The fundamental problem is the lack of embrace of causal inference techniques - i.e., the choice of covariates/confounders is on itself a scientific problem that needs to be handled with love


It is also not easy if you have many potential covariates! Because statistically, you want a complete (explaining all effects) but parsimonious (using as few predictors as possible) model. Yet you by definition don‘t know the true underlying causal structure. So one needs to guess which covariates are useful. There are also no statistical tools that can, given your data, explain whether the model sufficiently explains the causal phenomenon, because statistics cannot tell you about potentially missing confounders.

A cool, interesting, horrible problem to have :)


From a methods perspective, wouldn't this be more of a statistical power issue (too small of sample size) than a random effect issue? Granted, we do a terrible job discussing statistical power.


Watching from the sidelines, I’ve always wondered why everything in the life sciences seems to assume unimodal distributions (that is, typically a normal bell curve).

Multimodal distributions are everywhere, and we are losing key insights by ignoring this. A classic example is the difference in response between men and women to a novel pharmaceutical.

It’s certainly not the case that scientists are not aware of this fact, but there seems to be a strong bias to arrange studies to fit into normal distributions by, for example, being selective about the sample population (test only on men, to avoid complicating variables). That makes pragmatic sense, but I wonder if it perpetuates an implicit bias for ignoring complexity.


It’s because statistical tests are based on the distribution of the statistic, not the data itself. If the central limit holds, this distribution will be a bell curve as you say


Aye, but there are cases where it doesn't hold. Lognormal and power law distributions are awfully similar in samples, but matters on the margin.

For example, checking account balances are far from a normal distribution!


This effect would be even more pronounced in a larger sample size. Consider how small a fraction indigenous arctic populations are of the population as a whole. In other words, larger sample sizes would be even worse off in this particular occasion.
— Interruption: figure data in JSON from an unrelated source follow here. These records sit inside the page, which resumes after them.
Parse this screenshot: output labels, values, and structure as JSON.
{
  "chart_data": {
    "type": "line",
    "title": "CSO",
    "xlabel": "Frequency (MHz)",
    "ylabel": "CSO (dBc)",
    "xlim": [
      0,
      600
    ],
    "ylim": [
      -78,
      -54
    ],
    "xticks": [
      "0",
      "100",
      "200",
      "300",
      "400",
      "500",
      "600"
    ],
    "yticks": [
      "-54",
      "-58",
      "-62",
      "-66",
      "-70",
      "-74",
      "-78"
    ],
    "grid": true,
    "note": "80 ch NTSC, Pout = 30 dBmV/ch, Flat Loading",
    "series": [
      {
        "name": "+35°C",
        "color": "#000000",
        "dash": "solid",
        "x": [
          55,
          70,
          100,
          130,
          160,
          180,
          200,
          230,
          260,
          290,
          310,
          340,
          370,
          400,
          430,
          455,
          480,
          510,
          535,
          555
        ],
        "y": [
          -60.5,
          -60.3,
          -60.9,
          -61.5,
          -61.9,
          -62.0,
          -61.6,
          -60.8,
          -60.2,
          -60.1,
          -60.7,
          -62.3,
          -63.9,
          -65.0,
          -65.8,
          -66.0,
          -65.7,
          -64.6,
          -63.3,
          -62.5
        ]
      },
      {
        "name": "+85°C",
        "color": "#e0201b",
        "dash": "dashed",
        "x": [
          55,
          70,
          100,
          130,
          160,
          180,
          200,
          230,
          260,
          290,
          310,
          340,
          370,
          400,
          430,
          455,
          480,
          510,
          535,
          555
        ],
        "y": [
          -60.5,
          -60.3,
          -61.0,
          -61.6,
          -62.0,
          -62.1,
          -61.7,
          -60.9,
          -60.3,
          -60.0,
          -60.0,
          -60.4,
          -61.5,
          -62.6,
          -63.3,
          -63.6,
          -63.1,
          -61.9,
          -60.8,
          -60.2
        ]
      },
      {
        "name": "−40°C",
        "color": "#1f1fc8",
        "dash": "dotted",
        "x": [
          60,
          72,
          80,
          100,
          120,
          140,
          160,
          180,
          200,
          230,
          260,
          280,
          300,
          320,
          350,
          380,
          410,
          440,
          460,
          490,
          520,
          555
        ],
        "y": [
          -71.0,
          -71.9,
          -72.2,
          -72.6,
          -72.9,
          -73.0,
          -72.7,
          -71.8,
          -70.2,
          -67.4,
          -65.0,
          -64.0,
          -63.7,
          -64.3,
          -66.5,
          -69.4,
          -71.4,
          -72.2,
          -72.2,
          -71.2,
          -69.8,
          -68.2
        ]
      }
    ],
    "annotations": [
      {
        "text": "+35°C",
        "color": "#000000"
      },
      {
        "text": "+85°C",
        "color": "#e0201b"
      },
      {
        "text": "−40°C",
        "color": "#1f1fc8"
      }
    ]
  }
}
But it is more complicated. I have Sami Heritage but it goes back to my great great grandparents. I did not know this until I started digging deeply into my ancestry, but I carry many of the polymorphisms from these people.

So although I look like a typical European Caucasian, my genetics are very untypical of that population. And this also explains my family history of heart diseases and mood disorders which are also non-typical of European Caucasians.
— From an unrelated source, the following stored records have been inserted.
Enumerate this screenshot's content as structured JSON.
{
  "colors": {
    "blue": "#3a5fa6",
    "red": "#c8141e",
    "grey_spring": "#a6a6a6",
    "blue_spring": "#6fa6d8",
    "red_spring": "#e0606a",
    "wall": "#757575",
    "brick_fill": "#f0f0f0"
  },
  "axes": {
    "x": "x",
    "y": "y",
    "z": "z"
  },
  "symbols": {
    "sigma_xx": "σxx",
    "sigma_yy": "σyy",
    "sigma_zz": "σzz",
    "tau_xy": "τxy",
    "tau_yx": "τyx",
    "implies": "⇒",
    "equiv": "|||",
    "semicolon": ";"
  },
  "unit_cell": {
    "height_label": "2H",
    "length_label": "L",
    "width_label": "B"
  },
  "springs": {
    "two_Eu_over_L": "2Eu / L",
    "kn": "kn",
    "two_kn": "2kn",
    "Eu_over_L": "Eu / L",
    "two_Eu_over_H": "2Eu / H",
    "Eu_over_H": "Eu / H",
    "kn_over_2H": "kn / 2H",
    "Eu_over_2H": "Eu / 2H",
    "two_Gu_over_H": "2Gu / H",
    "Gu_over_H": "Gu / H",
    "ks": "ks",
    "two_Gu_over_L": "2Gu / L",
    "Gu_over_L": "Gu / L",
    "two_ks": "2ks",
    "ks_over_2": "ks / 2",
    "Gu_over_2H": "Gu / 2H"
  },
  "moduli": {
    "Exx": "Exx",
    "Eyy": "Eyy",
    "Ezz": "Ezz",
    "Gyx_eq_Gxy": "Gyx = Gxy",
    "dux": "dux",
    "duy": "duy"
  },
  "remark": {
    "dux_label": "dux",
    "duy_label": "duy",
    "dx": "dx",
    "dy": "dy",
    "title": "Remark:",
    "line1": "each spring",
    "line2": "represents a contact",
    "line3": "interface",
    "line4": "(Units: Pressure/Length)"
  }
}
Even if you did a study with the whole planet there would be no statistical significance since the genetic variation in in FADS genes are still in the minority. (The majority of the world is warm and this is a cold weather/diet adaptation).
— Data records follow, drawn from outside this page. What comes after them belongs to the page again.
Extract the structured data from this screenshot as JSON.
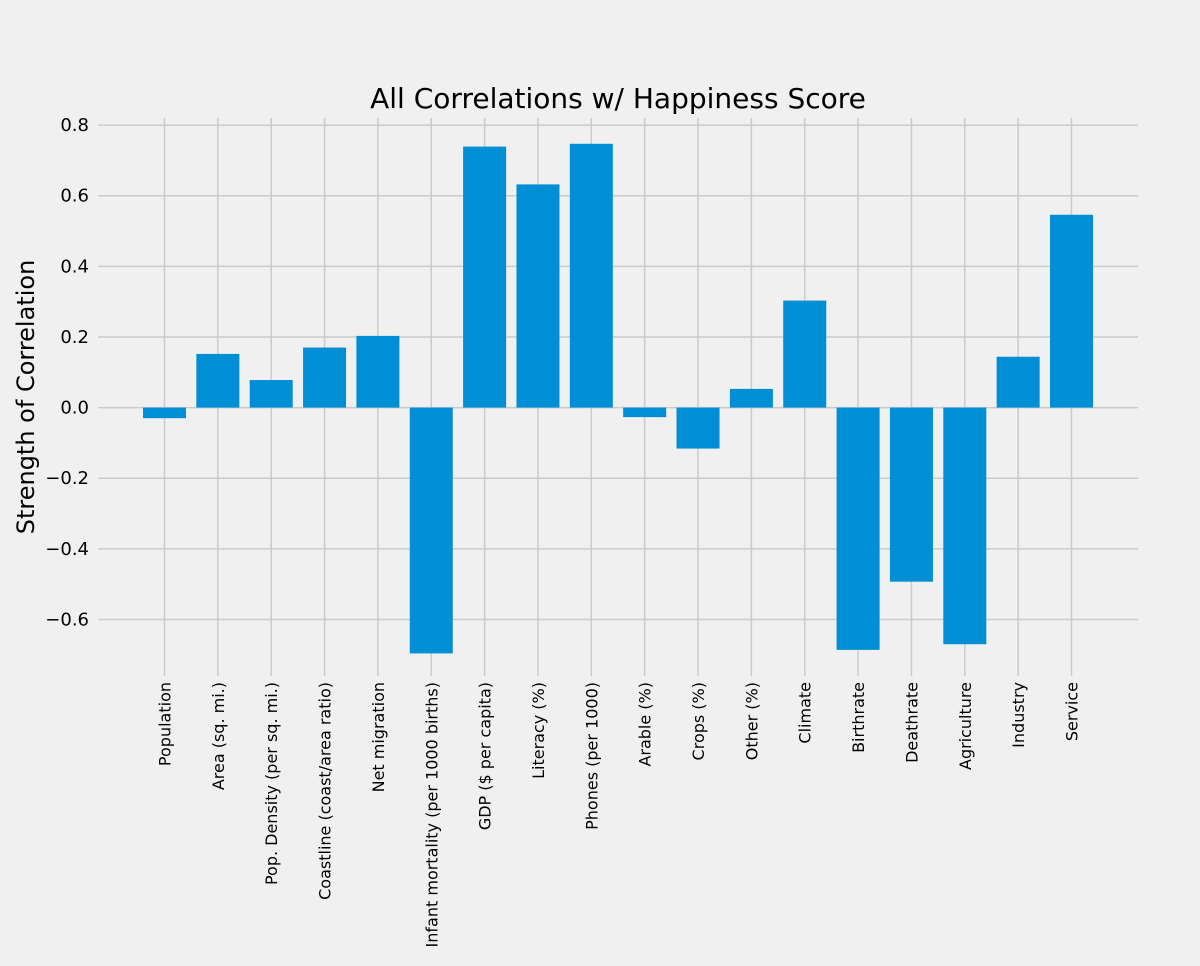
{
  "chart_data": {
    "type": "bar",
    "title": "All Correlations w/ Happiness Score",
    "xlabel": "",
    "ylabel": "Strength of Correlation",
    "categories": [
      "Population",
      "Area (sq. mi.)",
      "Pop. Density (per sq. mi.)",
      "Coastline (coast/area ratio)",
      "Net migration",
      "Infant mortality (per 1000 births)",
      "GDP ($ per capita)",
      "Literacy (%)",
      "Phones (per 1000)",
      "Arable (%)",
      "Crops (%)",
      "Other (%)",
      "Climate",
      "Birthrate",
      "Deathrate",
      "Agriculture",
      "Industry",
      "Service"
    ],
    "values": [
      -0.03,
      0.152,
      0.078,
      0.17,
      0.203,
      -0.696,
      0.739,
      0.632,
      0.747,
      -0.027,
      -0.116,
      0.053,
      0.303,
      -0.686,
      -0.493,
      -0.67,
      0.144,
      0.546
    ],
    "ylim": [
      -0.76,
      0.82
    ],
    "yticks": [
      0.8,
      0.6,
      0.4,
      0.2,
      0.0,
      -0.2,
      -0.4,
      -0.6
    ],
    "ytick_labels": [
      "0.8",
      "0.6",
      "0.4",
      "0.2",
      "0.0",
      "−0.2",
      "−0.4",
      "−0.6"
    ],
    "grid": true,
    "bar_color": "#008fd5",
    "background_color": "#f0f0f0",
    "grid_color": "#cbcbcb"
  }
}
In most African populations this Polymorphism does not exist at all. And even in Europeans it is only about 12% of the population.


The best way to talk about this is IMO effect heterogeneity. Underlying that you have the causal DAG to consider, but that‘s (a) a lot of effort and (b) epistemologically difficult!


> but that‘s (a) a lot of effort and (b) epistemologically difficult!

I agree, but then all these cheaper, easier studies are useless.


Yes. The value is in metastudies and data fusion across more studies.


Unfortunately it‘s true that most studies are useless or even harmful (limited to certain disciplines).


That gets into Simpson's paradox; subpopulations can react differently than the whole.

https://en.wikipedia.org/wiki/Simpson%27s_paradox


Mendielian randomization to the rescue!